Suburbis (from Catalan, "Suburbs") is a composition for solo piano by Catalan composer Federico Mompou.

== Background ==
Suburbis was written in Barcelona, after he fled Paris following the start of World War I in 1914. It was composed throughout a biennial period: Gitanes I, La cegueta, and L'home de l'aristó were all composed in 1916, while El carrer, el guitarrista i el vell cavall and Gitanes II were finished in 1917. Heavily inspired by the barris of Barcelona, Mompou described the piece as follows:

They are the suburbs, the neighborhoods of the city ends. This idea belongs, like my Children's Scenes, to the time of my great walks on the outskirts of Barcelona. Days of sun and rain, cold or hot days, in the morning or afternoon.
— Federico Mompou

The titles reflect Mompou's intention of portraying his immediate surroundings. The first piece portrays a popular barri of the city in the evening, when the workers leave the factories, and a guitarist plays a waltz. At the end, the gait of an old horse limping is presented. In the case of the gitanes, he specified that he was not referring to the Lisztian Hungarian type, but the Spanish gitano community, which he presents in a positive light, as opposed to the "vulgar Hungarian tziganes that are running through these worlds." In the case of the last piece, L'home de l'aristó, Mompou attempts to present a scene where a man with a long white beard plays the ariston, a type of handgrip organ with bellows created in 1877 by Paul Ehrlich that became very popular in Europe in the early 1900s.

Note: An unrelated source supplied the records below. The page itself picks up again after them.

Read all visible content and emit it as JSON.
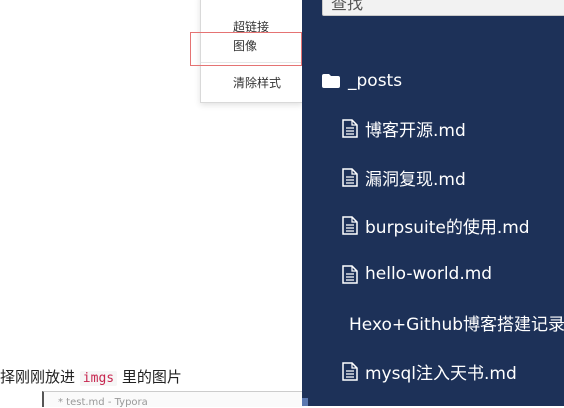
{
  "context_menu": {
    "items": [
      "超链接",
      "图像",
      "清除样式"
    ]
  },
  "document": {
    "paragraph_before": "择刚刚放进",
    "paragraph_code": "imgs",
    "paragraph_after": "里的图片",
    "taskbar_title": "* test.md - Typora"
  },
  "file_panel": {
    "search_placeholder": "查找",
    "folder": "_posts",
    "files": [
      "博客开源.md",
      "漏洞复现.md",
      "burpsuite的使用.md",
      "hello-world.md",
      "Hexo+Github博客搭建记录.md",
      "mysql注入天书.md"
    ]
  },
  "colors": {
    "panel_bg": "#1d3158",
    "highlight_border": "#e57373"
  }
}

Each piece in the set was dedicated to a different person: El carrer, el guitarrista i el vell cavall was dedicated to the composer's mother, Josefina Dencausse; Gitanes I was dedicated to composer Robert Gerhard; Gitanes II was dedicated to his brother, renowned painter Josep Mompou; La cegueta was dedicated to critic Adolfo Salazar; and the last piece, L'home de l'aristó, was dedicated to Pilar Graell. It is unknown whether this compositions was officially premiered before it was published by Éditions Maurice Senart in Paris in 1922. It is nowadays republished by Éditions Salabert since the former's acquisition in 1941. In the published version of the score, the composer insisted that the work should be advertised with both French and Catalan titles. Composer and arranger Manuel Rosenthal made an orchestration of Suburbis in 1936, which was premiered by Magda Tagliaferro.
== Structure ==
This composition is scored for solo piano and has a total duration of around 13 minutes. The movement list is as follows:

As was usual in many other compositions by Mompou, very fer bar lines and no end lines are present in the score. Almost no pieces have a key signature (except for La cegueta) and time signatures are present only for general guidance, but not for strict measurement. Accidentals for each note are present on every instance the note is played.